Dans une indifférence quasi-générale des grands médias, la CPAM de la Somme a révélé un chiffre qui donne le vertige : plus de 5,6 millions d’euros de fraudes détectées en 2024. Oui, vous avez bien lu. Dans un seul département. Et ce n’est que la partie émergée de l’iceberg.
Sous couvert de solidarité nationale, c’est une véritable industrie de la fraude qui prospère dans notre pays. Derrière ces chiffres, ce sont des arrêts maladie bidon, des trafics de médicaments, des fausses déclarations, et même des professionnels de santé qui surfacturent des actes fictifs, notamment sous le prétexte du « 100 % santé », véritable gouffre financier déguisé en pseudo progrès social.
Qui fraude ? Pas seulement « les petits »

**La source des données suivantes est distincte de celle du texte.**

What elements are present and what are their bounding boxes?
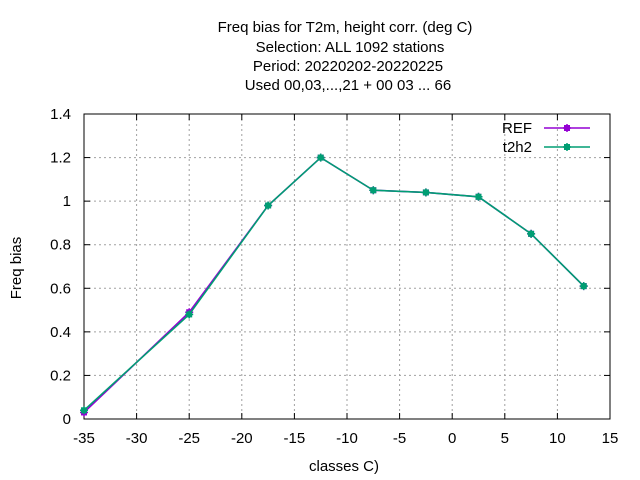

Contrairement à la fable égalitariste, 59 % des fraudes sont le fait des professionnels de santé, mais 41 % viennent directement des assurés. Ces chiffres confirment ce que beaucoup pensent tout bas : notre modèle social est détourné par ceux qui devraient en être les garants et les bénéficiaires.

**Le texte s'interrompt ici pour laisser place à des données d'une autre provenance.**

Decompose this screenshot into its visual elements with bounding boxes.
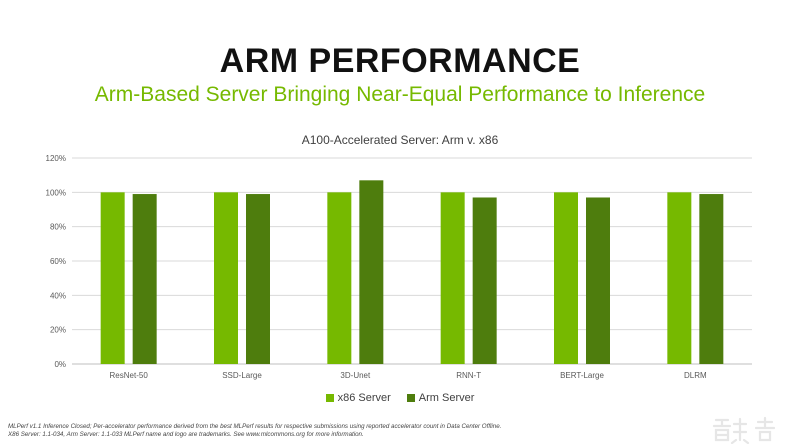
y-tick-label: 60%	[50, 257, 66, 266]
y-tick-label: 80%	[50, 223, 66, 232]
grid-lines	[72, 157, 752, 365]
bar-x86-bert-large	[554, 192, 578, 364]
y-tick-label: 20%	[50, 326, 66, 335]
bar-arm-rnn-t	[472, 197, 497, 364]
x-tick-label: BERT-Large	[560, 371, 604, 380]
x-tick-label: ResNet-50	[110, 371, 149, 380]
legend-label-arm: Arm Server	[418, 392, 475, 404]
y-tick-label: 0%	[54, 360, 66, 369]
y-axis-ticks: 0% 20% 40% 60% 80% 100% 120%	[46, 154, 66, 369]
bar-arm-resnet-50	[132, 194, 157, 364]
bar-x86-rnn-t	[440, 192, 465, 364]
legend-label-x86: x86 Server	[337, 392, 391, 404]
slide-subtitle: Arm-Based Server Bringing Near-Equal Per…	[94, 83, 706, 106]
bar-arm-ssd-large	[246, 194, 270, 364]
footnote-line-1: MLPerf v1.1 Inference Closed; Per-accele…	[8, 423, 502, 430]
bar-arm-3d-unet	[359, 180, 384, 364]
x-axis-ticks: ResNet-50 SSD-Large 3D-Unet RNN-T BERT-Large…	[110, 371, 707, 380]
y-tick-label: 100%	[46, 188, 66, 197]
bars	[100, 180, 724, 364]
x-tick-label: SSD-Large	[222, 371, 262, 380]
bar-x86-ssd-large	[214, 192, 238, 364]
slide-title: ARM PERFORMANCE	[219, 42, 581, 80]
legend-item-x86: x86 Server	[325, 392, 391, 404]
chart-title: A100-Accelerated Server: Arm v. x86	[301, 133, 499, 147]
bar-arm-dlrm	[699, 194, 724, 364]
y-tick-label: 120%	[46, 154, 66, 163]
bar-x86-3d-unet	[327, 192, 352, 364]
footnote-line-2: X86 Server: 1.1-034, Arm Server: 1.1-033…	[8, 431, 364, 438]
legend-swatch-arm	[406, 394, 415, 402]
zhidongxi-logo-icon	[712, 416, 776, 444]
y-tick-label: 40%	[50, 291, 66, 300]
legend-swatch-x86	[325, 394, 334, 402]
bar-x86-dlrm	[667, 192, 692, 364]
bar-arm-bert-large	[586, 197, 610, 364]
x-tick-label: DLRM	[684, 371, 707, 380]
chart-legend: x86 Server Arm Server	[0, 392, 800, 404]
x-tick-label: RNN-T	[456, 371, 481, 380]
footnote: MLPerf v1.1 Inference Closed; Per-accele…	[8, 423, 708, 439]
x-tick-label: 3D-Unet	[340, 371, 371, 380]
bar-x86-resnet-50	[100, 192, 125, 364]
legend-item-arm: Arm Server	[406, 392, 475, 404]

Des chiffres qui explosent
Les fraudes à l’audioprothèse, par exemple, sont passées de 133.000 euros à près d’un million en un an. Soit une multiplication par 7. Pendant ce temps, on demande toujours plus aux Français qui travaillent, qui cotisent, qui respectent la loi.
Un système complice?
Le système se veut « mobilisé » : renforcement des contrôles, algorithmes prédictifs, coopération avec la justice… Très bien. Mais où sont les sanctions exemplaires ? Combien de radiations définitives ? Combien de remboursements réclamés ? Trop souvent, l’impunité règne, parce qu’on préfère fermer les yeux au nom d’un « vivre ensemble » qui rime de plus en plus avec abandon républicain.